Vu Dinh Anh, Deputy Head of the Price and Market Research Institute, an arm of the Ministry of Finance, said an amount of around US$5 billion, which is bank loan, will be withdrawn from the real estate market this year as the government targeted to reduce loans on property to 16 percent from 23 percent.
Anh expected that the State Bank of Vietnam will also withdraw around VND400 trillion ($20 billion) from the market. “It shows that the yearend will be the most difficult time for the property market,” he said.
“Property firms and investors should not expect the government to use any bailout package to boost the market. It will hardly happen this year,” said Professor. Dr.
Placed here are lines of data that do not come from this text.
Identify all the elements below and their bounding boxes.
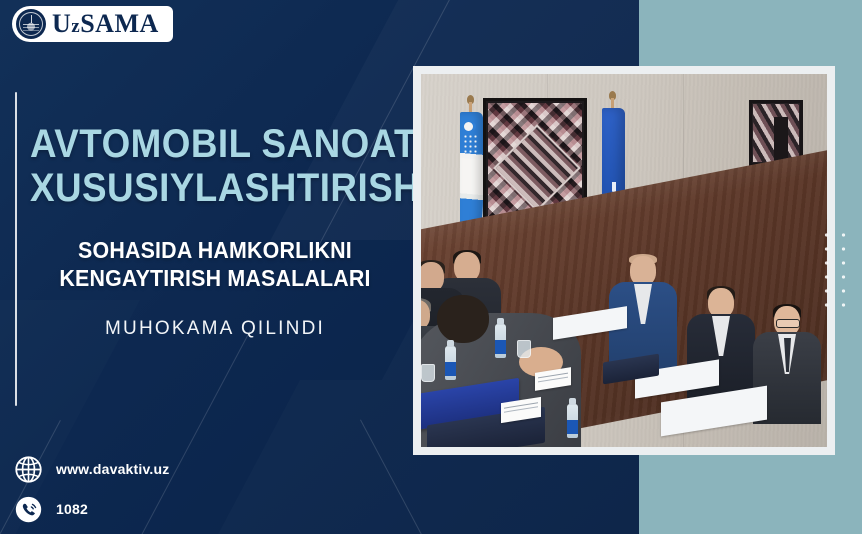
contact-row-website[interactable]: www.davaktiv.uz xyxy=(14,452,169,486)
kicker-text: MUHOKAMA QILINDI xyxy=(30,318,400,340)
water-bottle xyxy=(495,324,506,358)
headline-block: AVTOMOBIL SANOATI VA XUSUSIYLASHTIRISH S… xyxy=(30,122,410,340)
website-label: www.davaktiv.uz xyxy=(56,461,169,477)
subtitle-line-1: SOHASIDA HAMKORLIKNI xyxy=(43,236,387,264)
title-line-1: AVTOMOBIL SANOATI VA xyxy=(30,122,380,166)
left-accent-rule xyxy=(15,92,17,406)
state-emblem-icon xyxy=(16,9,46,39)
phone-icon xyxy=(14,495,43,524)
drinking-glass xyxy=(517,340,531,358)
dot-grid-decoration xyxy=(818,228,852,310)
meeting-photo: 2030 xyxy=(421,74,827,447)
water-bottle xyxy=(567,404,578,438)
photo-frame: 2030 xyxy=(413,66,835,455)
subtitle-block: SOHASIDA HAMKORLIKNI KENGAYTIRISH MASALA… xyxy=(30,236,400,292)
brand-logo-text: UzSAMA xyxy=(52,11,159,37)
water-bottle xyxy=(445,346,456,380)
banner-canvas: UzSAMA AVTOMOBIL SANOATI VA XUSUSIYLASHT… xyxy=(0,0,862,534)
brand-logo[interactable]: UzSAMA xyxy=(12,6,173,42)
subtitle-line-2: KENGAYTIRISH MASALALARI xyxy=(43,264,387,292)
drinking-glass xyxy=(421,364,435,382)
contact-row-phone[interactable]: 1082 xyxy=(14,492,169,526)
contact-block: www.davaktiv.uz 1082 xyxy=(14,452,169,532)
title-line-2: XUSUSIYLASHTIRISH xyxy=(30,166,380,210)
phone-label: 1082 xyxy=(56,501,88,517)
globe-icon xyxy=(14,455,43,484)
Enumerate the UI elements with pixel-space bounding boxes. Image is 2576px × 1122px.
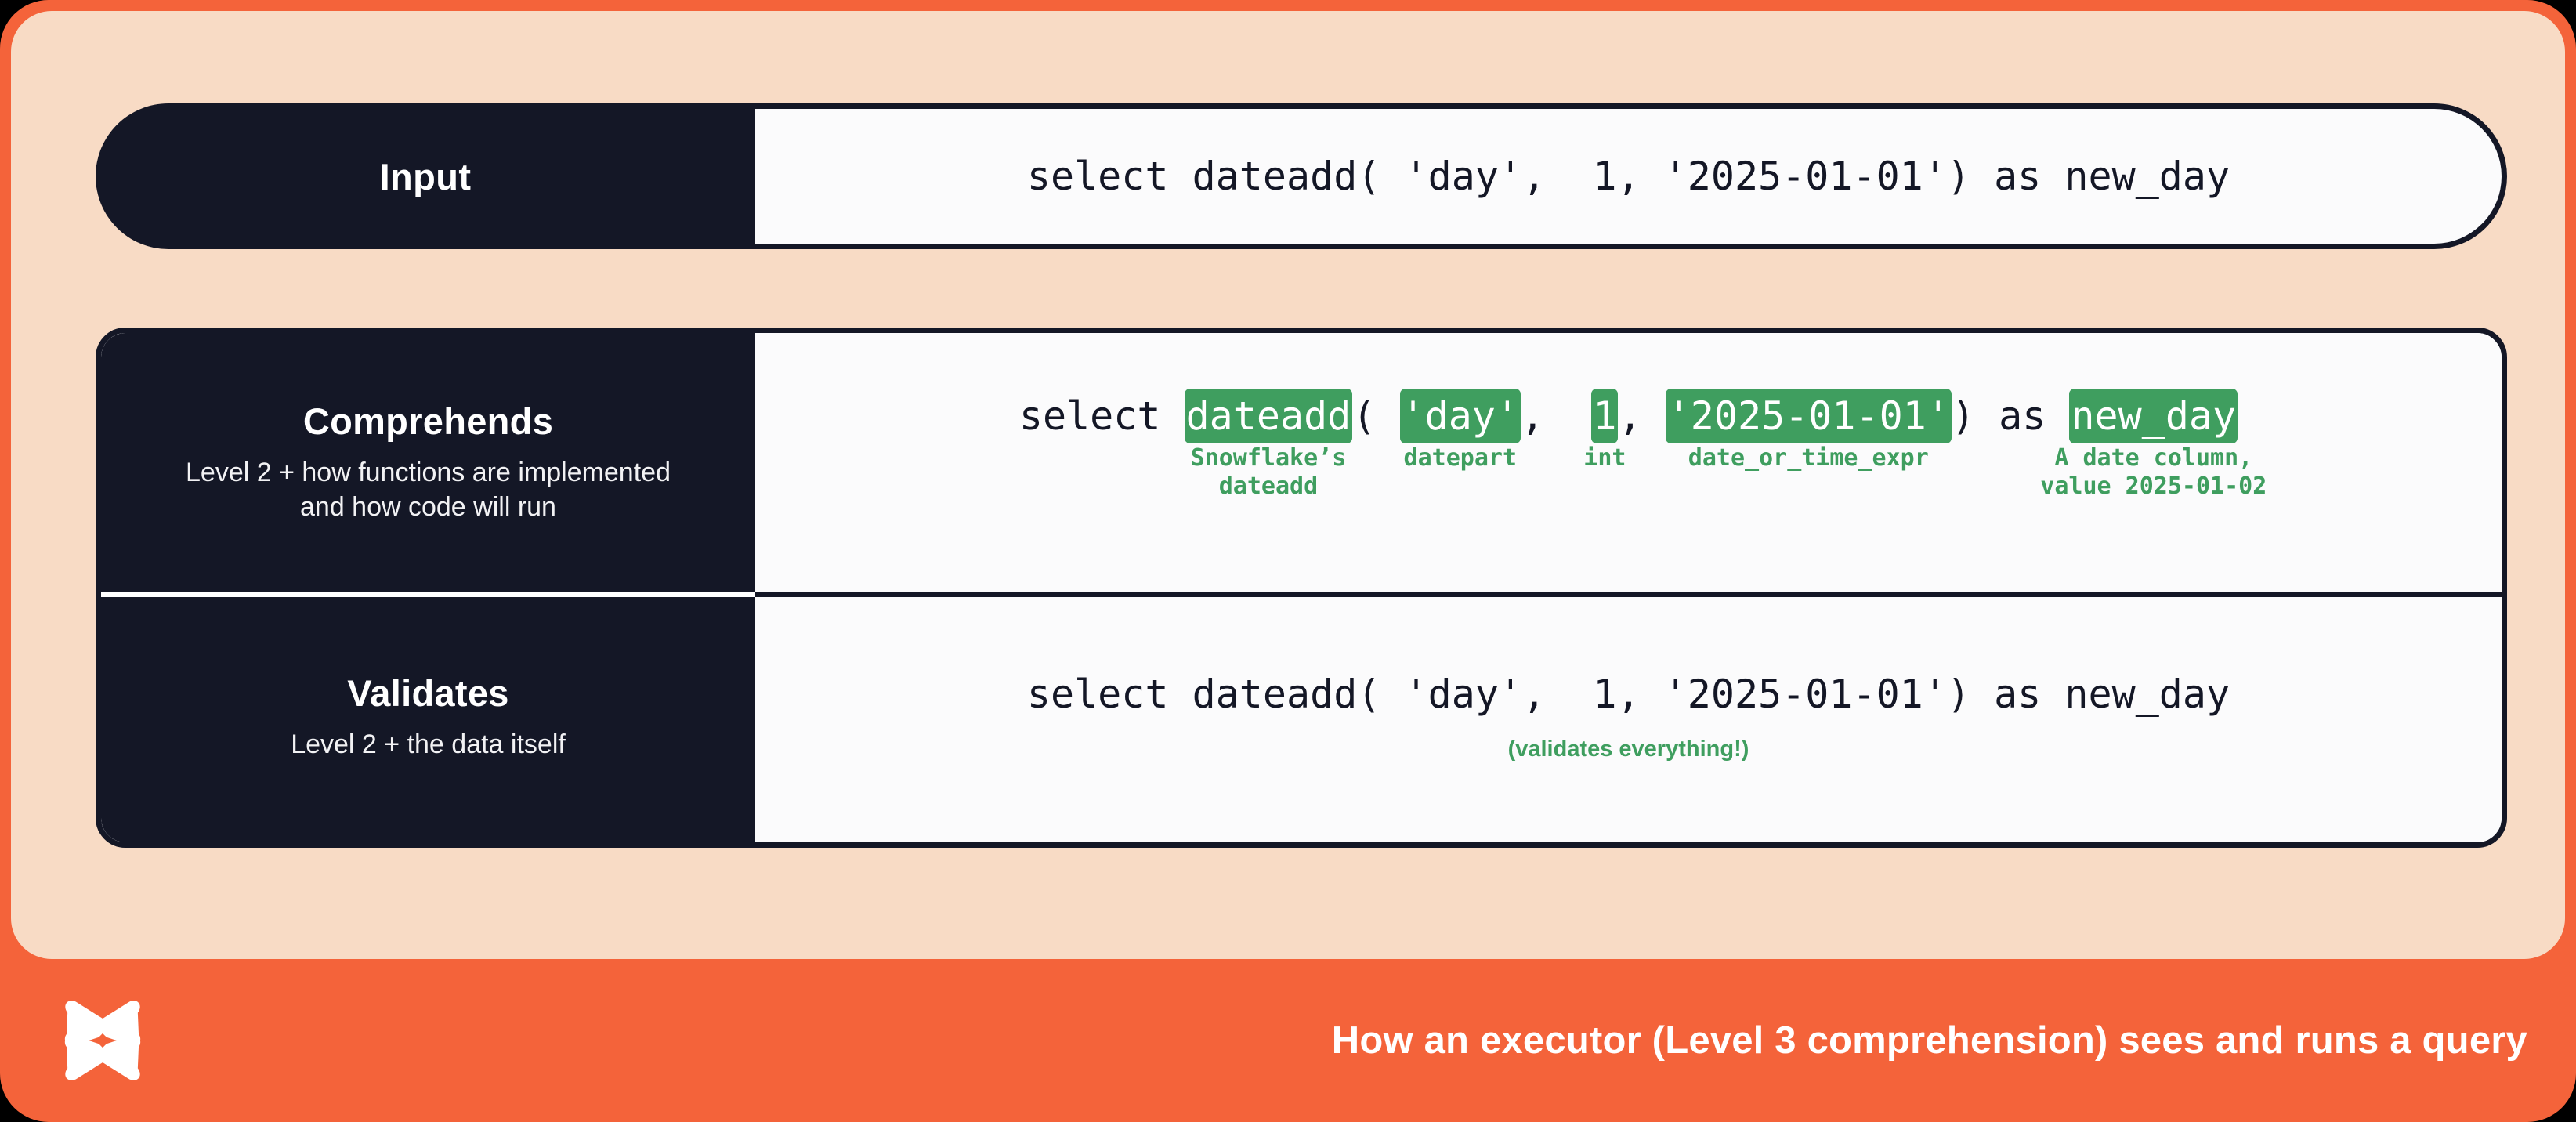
slide-root: Input select dateadd( 'day', 1, '2025-01… (0, 0, 2576, 1122)
x-mark-logo-icon (56, 994, 149, 1087)
comprehends-annotations: Snowflake’sdateadddatepartintdate_or_tim… (755, 444, 2502, 532)
code-token-9: new_day (2069, 389, 2238, 443)
input-row: Input select dateadd( 'day', 1, '2025-01… (96, 103, 2507, 249)
code-token-6: , (1618, 393, 1665, 439)
comprehends-title: Comprehends (303, 400, 553, 443)
comprehends-sublabel: Level 2 + how functions are implemented … (186, 456, 671, 524)
footer-bar: How an executor (Level 3 comprehension) … (0, 959, 2576, 1122)
row-divider (101, 592, 2502, 597)
comprehends-sublabel-line2: and how code will run (300, 492, 556, 522)
code-token-8: ) as (1952, 393, 2070, 439)
annotation-4-line2: value 2025-01-02 (2040, 472, 2267, 501)
comprehends-code: select dateadd( 'day', 1, '2025-01-01') … (1019, 393, 2238, 440)
input-row-code: select dateadd( 'day', 1, '2025-01-01') … (1027, 154, 2230, 200)
annotation-0-line1: Snowflake’s (1191, 444, 1347, 472)
input-row-label-cell: Input (96, 103, 755, 249)
input-row-title: Input (380, 155, 472, 198)
orange-frame: Input select dateadd( 'day', 1, '2025-01… (0, 0, 2576, 1122)
levels-rows: Comprehends Level 2 + how functions are … (101, 333, 2502, 842)
annotation-2: int (1583, 444, 1626, 472)
levels-card: Comprehends Level 2 + how functions are … (96, 328, 2507, 848)
validates-note: (validates everything!) (1508, 737, 1749, 762)
code-token-3: 'day' (1400, 389, 1521, 443)
input-row-code-cell: select dateadd( 'day', 1, '2025-01-01') … (755, 103, 2507, 249)
annotation-0-line2: dateadd (1191, 472, 1347, 501)
row-divider-right (755, 592, 2502, 597)
validates-sublabel: Level 2 + the data itself (291, 728, 566, 762)
code-token-4: , (1521, 393, 1591, 439)
validates-code-cell: select dateadd( 'day', 1, '2025-01-01') … (755, 592, 2502, 842)
comprehends-row: Comprehends Level 2 + how functions are … (101, 333, 2502, 592)
validates-title: Validates (347, 671, 509, 715)
content-panel: Input select dateadd( 'day', 1, '2025-01… (11, 11, 2565, 959)
validates-label-cell: Validates Level 2 + the data itself (101, 592, 755, 842)
levels-card-border: Comprehends Level 2 + how functions are … (96, 328, 2507, 848)
annotation-3: date_or_time_expr (1688, 444, 1929, 472)
code-token-7: '2025-01-01' (1666, 389, 1952, 443)
annotation-1: datepart (1404, 444, 1518, 472)
annotation-4-line1: A date column, (2040, 444, 2267, 472)
code-token-1: dateadd (1185, 389, 1353, 443)
annotation-2-line1: int (1583, 444, 1626, 472)
comprehends-label-cell: Comprehends Level 2 + how functions are … (101, 333, 755, 592)
code-token-5: 1 (1591, 389, 1618, 443)
comprehends-code-cell: select dateadd( 'day', 1, '2025-01-01') … (755, 333, 2502, 592)
validates-code: select dateadd( 'day', 1, '2025-01-01') … (1027, 671, 2230, 718)
annotation-1-line1: datepart (1404, 444, 1518, 472)
code-token-0: select (1019, 393, 1185, 439)
comprehends-sublabel-line1: Level 2 + how functions are implemented (186, 458, 671, 487)
footer-caption: How an executor (Level 3 comprehension) … (1332, 1019, 2527, 1062)
row-divider-left (101, 592, 755, 597)
annotation-3-line1: date_or_time_expr (1688, 444, 1929, 472)
validates-row: Validates Level 2 + the data itself sele… (101, 592, 2502, 842)
annotation-4: A date column,value 2025-01-02 (2040, 444, 2267, 501)
code-token-2: ( (1352, 393, 1399, 439)
annotation-0: Snowflake’sdateadd (1191, 444, 1347, 501)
Dang Hung Vo, Former Deputy Minister of Natural Resources and Environment.
Change to survive
Efforts to survive from the difficult times have seen many property firms have to reconsider their business plans.
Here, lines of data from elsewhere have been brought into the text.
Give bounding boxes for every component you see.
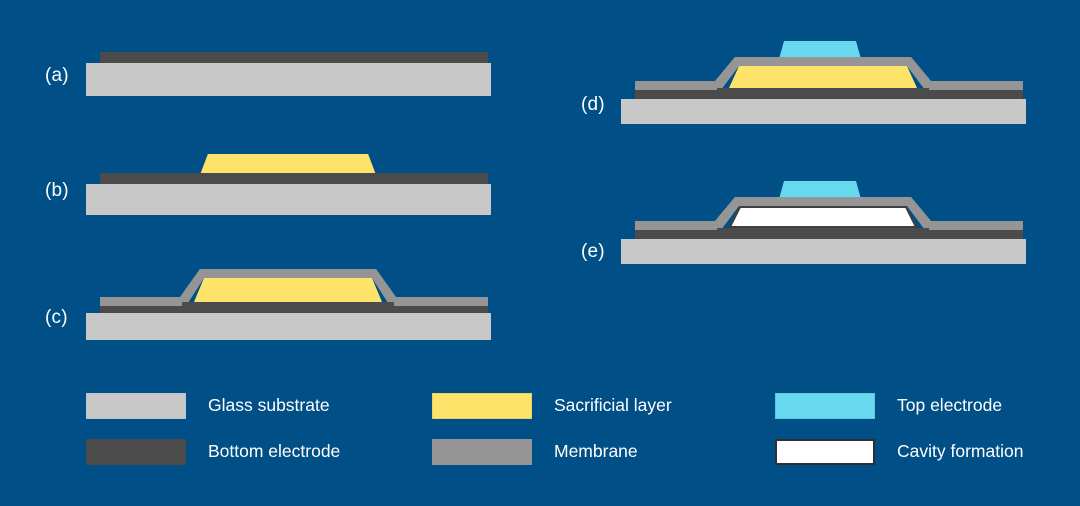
glass-substrate-layer [86, 63, 491, 96]
glass-substrate-layer [86, 184, 491, 215]
sacrificial-layer-visible [201, 154, 375, 173]
membrane-flange-left [635, 81, 717, 90]
legend-item-bottom-electrode: Bottom electrode [86, 437, 340, 467]
membrane-flange-right [929, 81, 1023, 90]
panel-label-b: (b) [45, 181, 69, 200]
panel-e [575, 172, 1045, 264]
top-electrode-trapezoid [779, 41, 861, 59]
legend-item-membrane: Membrane [432, 437, 638, 467]
panel-label-c: (c) [45, 308, 68, 327]
panel-d-cross-section [575, 32, 1045, 124]
legend: Glass substrate Bottom electrode Sacrifi… [0, 382, 1080, 478]
sacrificial-layer-trapezoid [194, 278, 382, 302]
legend-column-3: Top electrode Cavity formation [775, 382, 1080, 478]
panel-b-cross-section [40, 140, 510, 215]
membrane-flange-left [100, 297, 182, 306]
legend-swatch-glass-substrate [86, 393, 186, 419]
panel-a-cross-section [40, 40, 510, 100]
membrane-flange-right [929, 221, 1023, 230]
membrane-flange-left [635, 221, 717, 230]
legend-swatch-bottom-electrode [86, 439, 186, 465]
legend-swatch-sacrificial-layer [432, 393, 532, 419]
membrane-top-plateau [200, 269, 376, 278]
membrane-flange-right [394, 297, 488, 306]
legend-label-cavity-formation: Cavity formation [897, 443, 1023, 461]
panel-label-d: (d) [581, 95, 605, 114]
legend-item-top-electrode: Top electrode [775, 391, 1002, 421]
panel-c [40, 255, 510, 340]
membrane-top-plateau [735, 197, 911, 206]
glass-substrate-layer [86, 313, 491, 340]
legend-label-bottom-electrode: Bottom electrode [208, 443, 340, 461]
legend-swatch-membrane [432, 439, 532, 465]
bottom-electrode-layer [100, 173, 488, 184]
legend-item-cavity-formation: Cavity formation [775, 437, 1023, 467]
sacrificial-layer-trapezoid [729, 66, 917, 88]
cavity-formation-void [730, 207, 916, 227]
panel-label-e: (e) [581, 242, 605, 261]
panel-label-a: (a) [45, 66, 69, 85]
glass-substrate-layer [621, 239, 1026, 264]
glass-substrate-layer [621, 99, 1026, 124]
legend-column-1: Glass substrate Bottom electrode [86, 382, 416, 478]
legend-item-glass-substrate: Glass substrate [86, 391, 330, 421]
membrane-top-plateau [735, 57, 911, 66]
process-flow-figure: (a) (b) (c) [0, 0, 1080, 506]
panel-a [40, 40, 510, 100]
legend-label-sacrificial-layer: Sacrificial layer [554, 397, 672, 415]
legend-swatch-cavity-formation [775, 439, 875, 465]
legend-item-sacrificial-layer: Sacrificial layer [432, 391, 672, 421]
legend-column-2: Sacrificial layer Membrane [432, 382, 762, 478]
bottom-electrode-layer [100, 52, 488, 63]
legend-swatch-top-electrode [775, 393, 875, 419]
panel-e-cross-section [575, 172, 1045, 264]
legend-label-glass-substrate: Glass substrate [208, 397, 330, 415]
panel-d [575, 32, 1045, 124]
legend-label-top-electrode: Top electrode [897, 397, 1002, 415]
top-electrode-trapezoid [779, 181, 861, 199]
legend-label-membrane: Membrane [554, 443, 638, 461]
panel-c-cross-section [40, 255, 510, 340]
panel-b [40, 140, 510, 215]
Lam Van Chuc, general director of the property firm Phuc Duc, said the company canceled plans on apartment buildings and switched to common houses, which cost less and can be sold easily.
Tran Van Thanh, chairman if Nha Viet Nam Joint Stock Company, said the firm decided to invest in villa projects, instead of apartments, which require huge amounts of capital and have low rate of return.
Mathew Powell, director of property market consultancy Savills Hanoi, noticed small investors should perform a careful study to assess construction projects before making any decision, learning on construction quality, designs and location.
However, some experts said there were still lights at the end of the tunnel. “Lands are always a safe investment class, with high liquidity. Two-bedroom apartments with the average area of 80 square meters and the price of VND30 million per square meter are also one of investors’ top picks,” said Phan Thanh Mai Head of Vietnam Network for Real Estate Transaction Centers.
He added the property market in Hanoi remains very bullish now thanks to the high housing demand.
Many experts worry that the property will likely to collapse if the government’s policies are too tight.
“The property market is one of the most important parts of the economy, so it should get preferential policies similar to other sectors,” said the Price and Market Research Institute’s Anh.